Angry residents and business owners have formed a campaign group to try and prevent a recurrence of the flooding which devastated Leatherhead over Christmas.
The River Mole Action Group hopes to launch a website in the coming weeks to publicise what needs to be done.
Speaking on behalf of the group Nik Cookson, said it believes the Environment Agency (EA) has many questions to answer and has failed for many years to "act in the interests of Mole Valley residents".
Questioning why the River Mole flooded "so fast, so suddenly and with such ferocity", Mr Cookson said: "It seems that the Mole may well have been ‘held back’ to protect larger urbanised areas and that certain control points were opened too late and not opened fully.
"Mention has been made of faulty electronic sluice gates and this combined with the admitted dumping of Gatwick airport’s holding ponds into the Mole will have caused untold damaged from the unfettered huge rush of water."
Asked by this newspaper to provide detailed information about its balancing ponds, and what exactly happened there during the floods, a spokesman for Gatwick issued a general statement saying: "We have balancing ponds and the flow rate capacity was at maximum because of the heavy rainfall.
"We followed procedure, which is backed up by an EA permit. It’s important to recognise this really was exceptional weather and severely heavy rainfall.
"The fact that the River Mole burst its banks is proof of this."
The spokeswoman said: "We had never seen levels in the ponds so high. Everything that could have been done was certainly done - the flow rate capacity, which is controlled by screw pumps, was operating to maximum.
"In short, there was no way to release more water out of them and there was an awful lot going into them."

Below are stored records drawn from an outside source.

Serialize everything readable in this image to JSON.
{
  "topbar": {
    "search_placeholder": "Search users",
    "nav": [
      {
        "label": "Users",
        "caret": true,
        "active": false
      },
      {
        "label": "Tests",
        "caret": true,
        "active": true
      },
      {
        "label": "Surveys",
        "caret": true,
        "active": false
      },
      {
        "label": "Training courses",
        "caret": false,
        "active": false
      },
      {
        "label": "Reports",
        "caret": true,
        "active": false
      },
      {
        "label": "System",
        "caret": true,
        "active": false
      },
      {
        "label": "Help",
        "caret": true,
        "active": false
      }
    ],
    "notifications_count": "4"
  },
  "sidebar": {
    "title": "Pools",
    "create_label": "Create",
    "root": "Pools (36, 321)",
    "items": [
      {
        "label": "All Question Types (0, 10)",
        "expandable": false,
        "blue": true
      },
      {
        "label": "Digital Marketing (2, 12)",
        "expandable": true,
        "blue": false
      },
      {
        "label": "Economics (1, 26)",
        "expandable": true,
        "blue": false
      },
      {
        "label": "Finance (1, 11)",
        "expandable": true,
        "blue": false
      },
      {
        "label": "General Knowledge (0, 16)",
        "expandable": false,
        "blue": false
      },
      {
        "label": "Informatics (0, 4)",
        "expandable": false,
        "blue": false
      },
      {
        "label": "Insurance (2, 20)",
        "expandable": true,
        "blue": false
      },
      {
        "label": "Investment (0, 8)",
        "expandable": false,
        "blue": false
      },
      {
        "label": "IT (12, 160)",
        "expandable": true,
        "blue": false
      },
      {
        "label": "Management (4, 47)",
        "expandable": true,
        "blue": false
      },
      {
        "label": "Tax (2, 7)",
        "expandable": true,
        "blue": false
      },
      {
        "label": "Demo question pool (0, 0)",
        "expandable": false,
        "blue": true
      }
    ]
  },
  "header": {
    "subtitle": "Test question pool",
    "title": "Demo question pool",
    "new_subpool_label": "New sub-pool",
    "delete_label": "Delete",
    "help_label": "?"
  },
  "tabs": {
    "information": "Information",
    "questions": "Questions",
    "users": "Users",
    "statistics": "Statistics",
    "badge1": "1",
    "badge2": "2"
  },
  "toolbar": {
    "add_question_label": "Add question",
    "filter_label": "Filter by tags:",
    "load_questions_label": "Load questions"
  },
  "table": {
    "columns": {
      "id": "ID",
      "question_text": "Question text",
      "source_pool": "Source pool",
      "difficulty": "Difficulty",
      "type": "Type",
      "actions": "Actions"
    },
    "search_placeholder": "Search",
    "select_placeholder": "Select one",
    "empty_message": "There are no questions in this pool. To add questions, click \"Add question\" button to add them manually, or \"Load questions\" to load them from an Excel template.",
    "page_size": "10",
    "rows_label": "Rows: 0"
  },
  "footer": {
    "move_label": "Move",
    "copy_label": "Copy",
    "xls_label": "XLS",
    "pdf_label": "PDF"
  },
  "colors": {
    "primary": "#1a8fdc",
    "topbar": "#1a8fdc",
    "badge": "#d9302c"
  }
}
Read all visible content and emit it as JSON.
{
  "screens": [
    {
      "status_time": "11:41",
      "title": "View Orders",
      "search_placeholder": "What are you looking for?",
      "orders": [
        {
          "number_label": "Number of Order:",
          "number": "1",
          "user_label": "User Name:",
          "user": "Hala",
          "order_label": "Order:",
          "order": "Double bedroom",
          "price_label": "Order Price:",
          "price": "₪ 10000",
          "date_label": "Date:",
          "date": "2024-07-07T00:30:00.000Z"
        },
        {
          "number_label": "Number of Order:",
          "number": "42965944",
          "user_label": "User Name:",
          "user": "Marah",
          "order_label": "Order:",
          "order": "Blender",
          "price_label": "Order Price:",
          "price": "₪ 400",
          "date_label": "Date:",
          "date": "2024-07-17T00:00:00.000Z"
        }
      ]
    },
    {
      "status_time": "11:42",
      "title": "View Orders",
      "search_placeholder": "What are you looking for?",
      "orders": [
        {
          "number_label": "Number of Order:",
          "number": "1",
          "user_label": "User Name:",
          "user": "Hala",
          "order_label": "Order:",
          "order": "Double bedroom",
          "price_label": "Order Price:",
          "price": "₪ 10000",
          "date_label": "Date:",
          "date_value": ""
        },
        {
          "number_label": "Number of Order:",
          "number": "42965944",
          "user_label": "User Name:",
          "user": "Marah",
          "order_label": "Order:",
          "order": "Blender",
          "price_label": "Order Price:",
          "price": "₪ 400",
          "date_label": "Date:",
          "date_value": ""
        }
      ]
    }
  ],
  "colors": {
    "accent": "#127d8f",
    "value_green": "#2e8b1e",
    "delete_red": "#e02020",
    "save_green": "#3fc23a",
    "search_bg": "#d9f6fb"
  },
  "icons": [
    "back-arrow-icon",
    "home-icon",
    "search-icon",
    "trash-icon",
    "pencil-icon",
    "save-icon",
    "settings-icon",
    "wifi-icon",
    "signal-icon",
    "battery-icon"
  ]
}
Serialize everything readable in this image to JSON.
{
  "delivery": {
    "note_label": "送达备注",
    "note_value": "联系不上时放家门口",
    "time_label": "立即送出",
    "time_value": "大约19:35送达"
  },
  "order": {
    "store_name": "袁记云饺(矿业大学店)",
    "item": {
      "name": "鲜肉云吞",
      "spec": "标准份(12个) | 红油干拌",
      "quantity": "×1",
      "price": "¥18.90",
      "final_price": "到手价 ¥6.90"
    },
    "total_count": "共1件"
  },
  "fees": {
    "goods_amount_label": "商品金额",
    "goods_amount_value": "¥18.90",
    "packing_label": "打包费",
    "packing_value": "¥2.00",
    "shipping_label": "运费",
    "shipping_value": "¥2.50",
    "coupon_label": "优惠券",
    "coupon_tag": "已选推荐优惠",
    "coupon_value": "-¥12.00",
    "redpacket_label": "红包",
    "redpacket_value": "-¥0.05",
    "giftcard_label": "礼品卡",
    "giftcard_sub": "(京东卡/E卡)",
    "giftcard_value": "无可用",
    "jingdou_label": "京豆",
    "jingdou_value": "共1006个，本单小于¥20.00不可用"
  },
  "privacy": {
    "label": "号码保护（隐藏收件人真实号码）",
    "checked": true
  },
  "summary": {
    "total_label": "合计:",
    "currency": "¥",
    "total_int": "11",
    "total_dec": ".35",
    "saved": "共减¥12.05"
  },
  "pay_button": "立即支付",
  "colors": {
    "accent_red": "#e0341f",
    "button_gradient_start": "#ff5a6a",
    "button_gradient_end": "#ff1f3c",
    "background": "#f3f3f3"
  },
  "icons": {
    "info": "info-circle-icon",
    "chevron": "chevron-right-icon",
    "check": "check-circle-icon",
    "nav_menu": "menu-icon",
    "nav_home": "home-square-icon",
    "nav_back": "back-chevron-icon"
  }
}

Leatherhead flooded over Christmas when the River Mole burst its banks
The EA said the Upper Mole Flood Alleviation Scheme, which consists of reservoirs at Worth Farm and Tilgate Lake, is in operation and designed to store water during high flows and release it at a measured outflow once water levels drop, reducing the effects of flooding downstream.
A spokesman said: "This means the schemes do not require any specific ‘operation’, as their design ensures they start to impound water once certain conditions are reached.
"Tilgate was used to attenuate and store flows throughout the duration of the period of bad weather across Christmas 2013 and New Year 2014, and although not yet complete, flood water was stored in the dam structure at Worth Farm.
"Together these assets attenuated the flows on the River Mole over the recent incident, which helped reduce the impacts of flooding downstream."
He said the scheme is primarily designed to offer protection to areas of Crawley, close to where the River Mole starts - 23 miles away from Leatherhead.
The spokesman added: "Other areas downstream are likely to derive an incidental benefit from the presence of these structures by reducing peak flows from the Gatwick Stream.
"The Burstow Stream and the Redhill Stream join the River Mole downstream of Crawley, but upstream of Leatherhead meaning that significant flows of water are introduced into the River Mole."
The existing defences and those the EA has in the pipeline - additional reservoirs at Worth Farm, Gatwick and Clays Lane, are all well upstream of Leatherhead, in the Crawley and Horley areas, and there of limited benefit to Leatherhead itself.